Pourquoi ? A priori à cause du 2ème point : qui paie ? Les éditeurs essaient déjà de gagner leur vie sur leurs ventes, et ce n'est pas forcément le Pérou pour tous. Le jeu de société n'est pas une activité très télégénique ni même YouTubegénique / Twitchgénique. Quel annonceur viendrait mettre un billet là-dessus ?
Il me semble qu'il existe (ou a existé) des championnats du monde d'Agricola ou des CdF de Hanabi mais plutôt à la coule que sur un mode vraiment sérieux.
Cela étant, je ne suis pas sûr qu'il faille s'en plaindre.

Des forts joueurs, j’en ai connu et j’en connais encore… jouant depuis des années dans un club orienté jeux costauds, forcément, il faut s’attendre à une certaine adversité.
Mais tous les “forts” joueurs ont des points faibles : il y a celui qui n’aime pas les jeux d’enchères, celui qui n’aime pas les jeux de majo, celui qui n’aime pas la part de hasard, etc…
J’en connais un qui est imbattable à Tzolk’in, un autre difficilement prenable à T&E, un autre qui gagnait régulièrement à Myrmes et Troyes…

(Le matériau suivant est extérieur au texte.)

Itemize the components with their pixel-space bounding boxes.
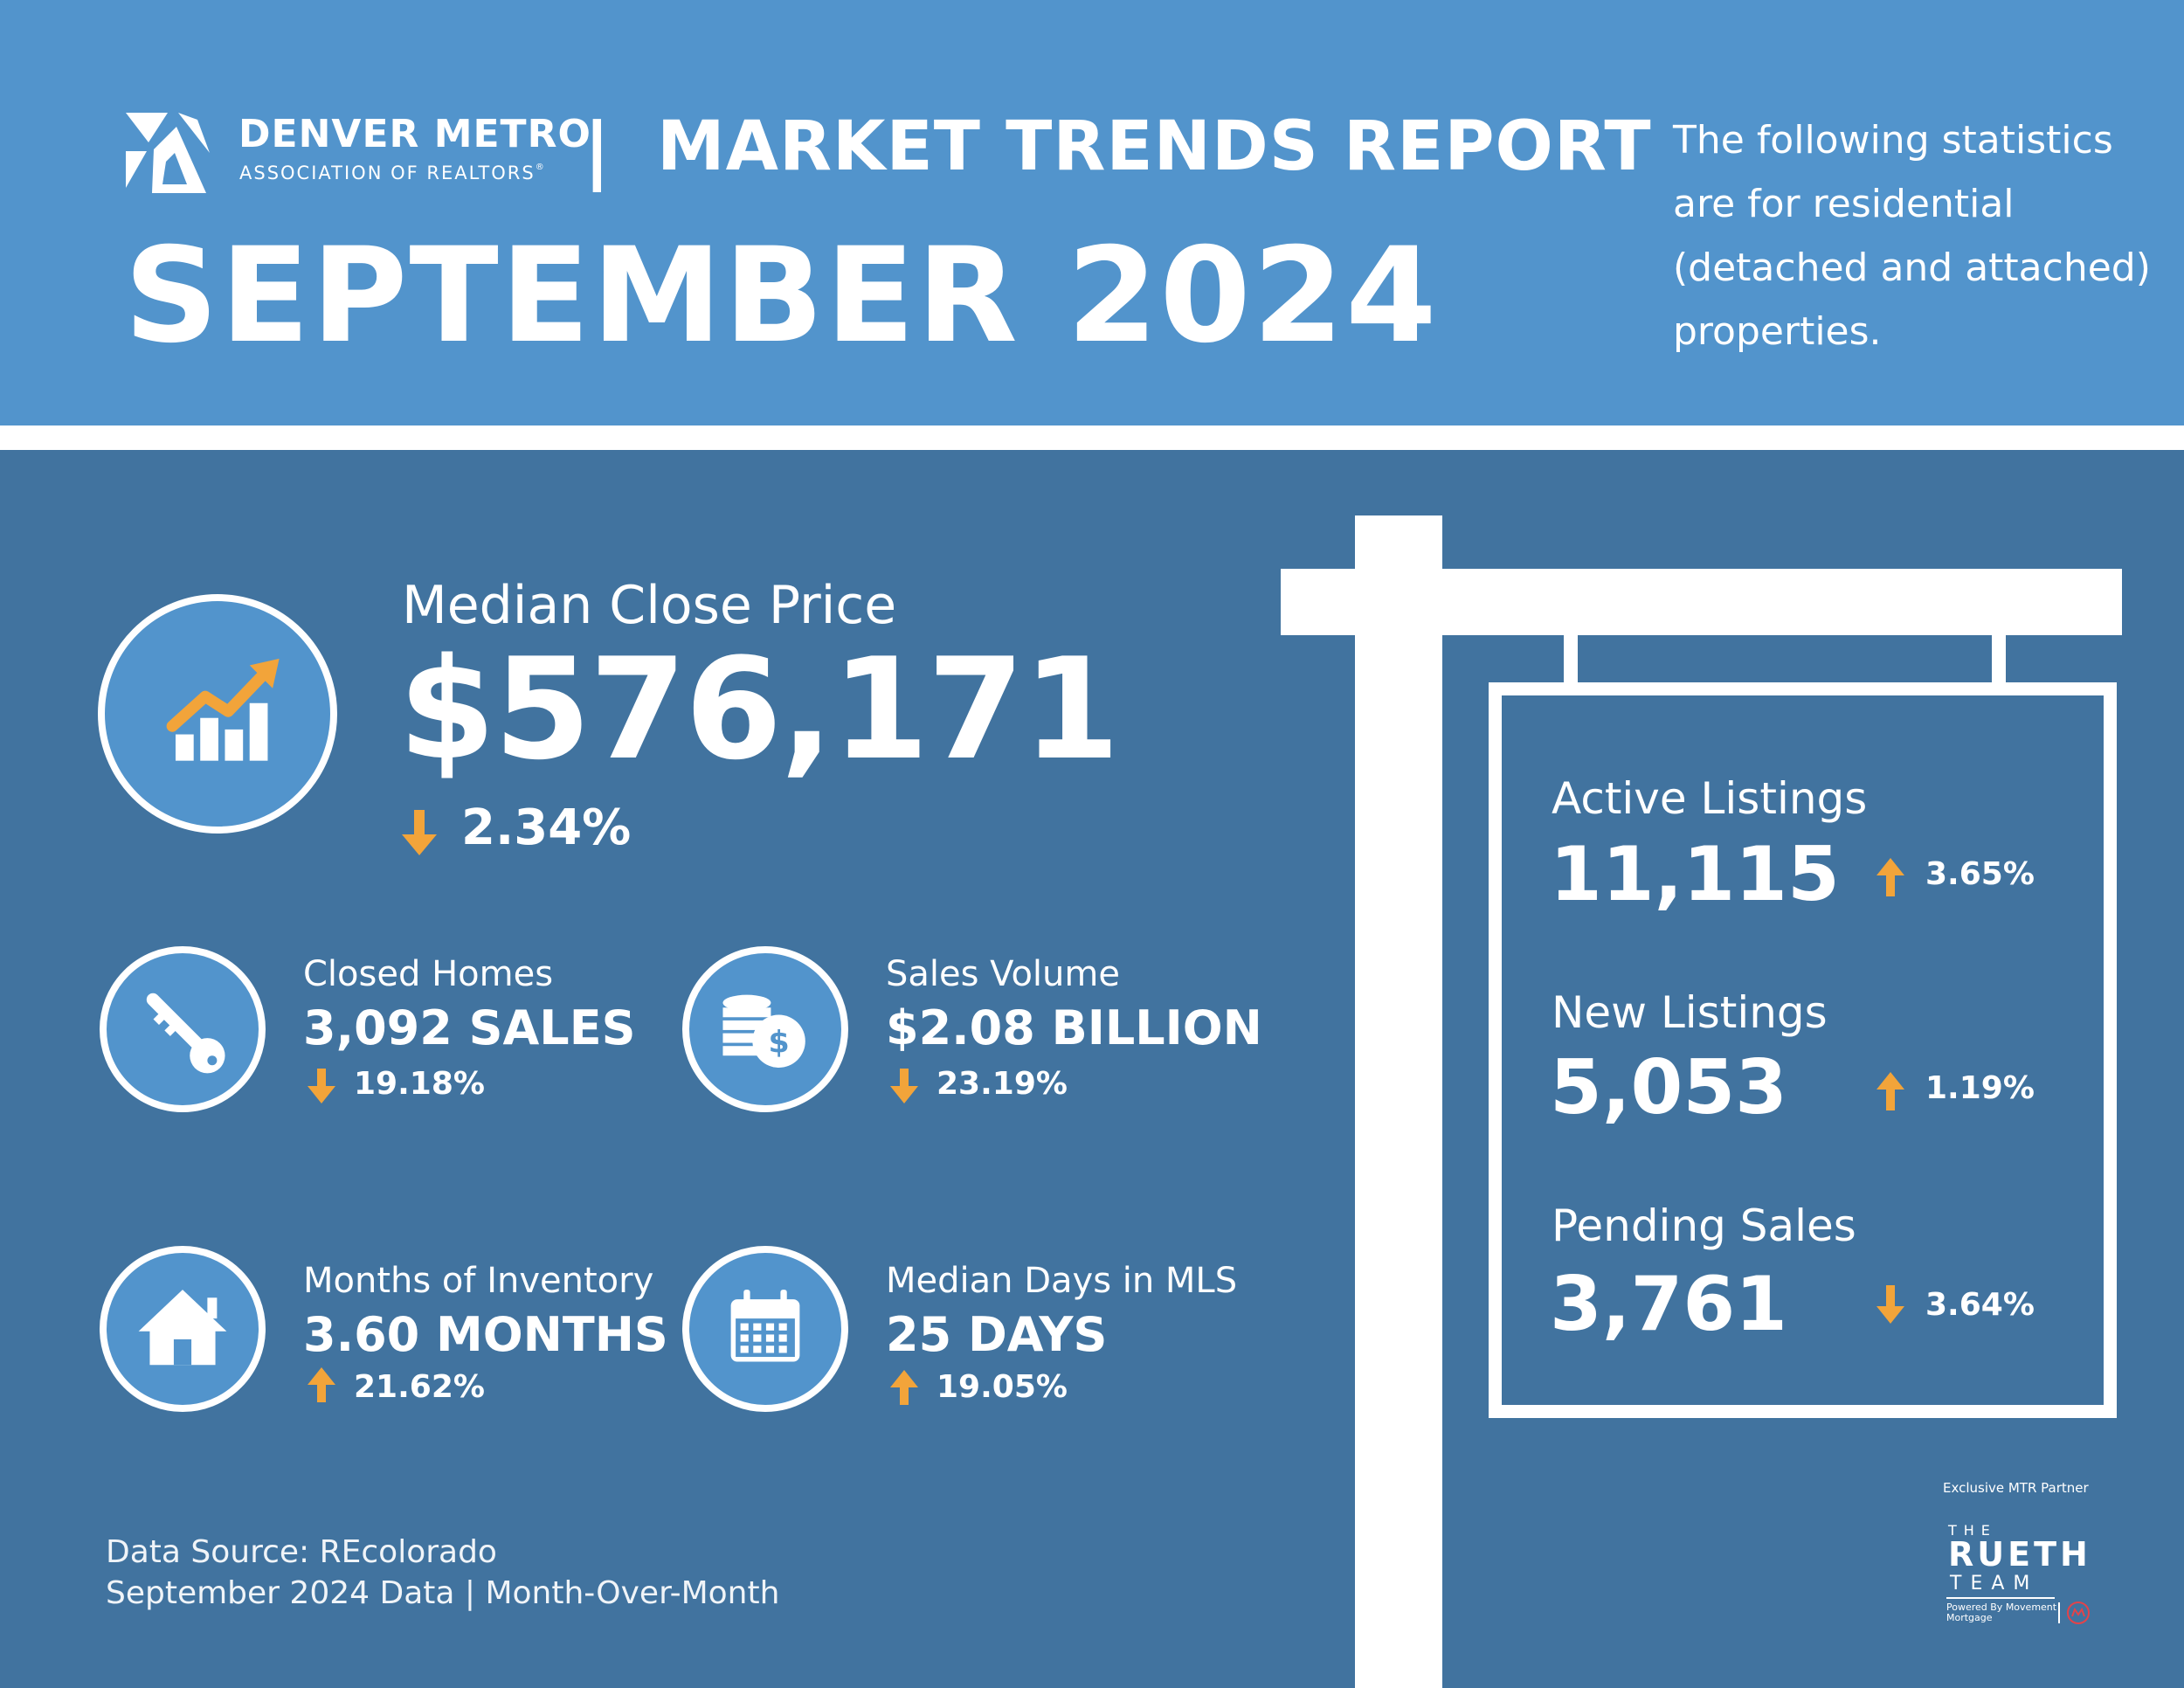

C’est une bonne chose d’affronter ce type de joueur. Cela crée un challenge et c’est ce que je recherche sur des jeux ayant une certaine densité. Cela dit, jouer contre des joueurs à la force plus modeste (dont je fais partie) est un plaisir aussi (et puis cela me laisse de meilleures chances…).no
Pour revenir sur un point évoqué plus haut, gagner est-il important ?  J’ai toujours trouvé que la question était mal posée. Ce qui est important, c’est de faire ce qu’il faut pour essayer de gagner. D’ailleurs, si on lit attentivement la plupart des règles, elles fixent le plus souvent un but du jeu, à savoir d’être le premier à réaliser ceci ou être celui qui a le plus de cela à la fin de la partie, etc…, et donc ne pas essayer de gagner, c’est ne pas respecter une des règles du jeu. Les joueurs qui jouent sans être spécialement motiver pour offrir une bonne opposition et même l’emporter, je considère qu’ils jouent pas vraiment, et donc…ben disons que je leur propose ensuite des jeux d’ambiances sympas, mais pas plus.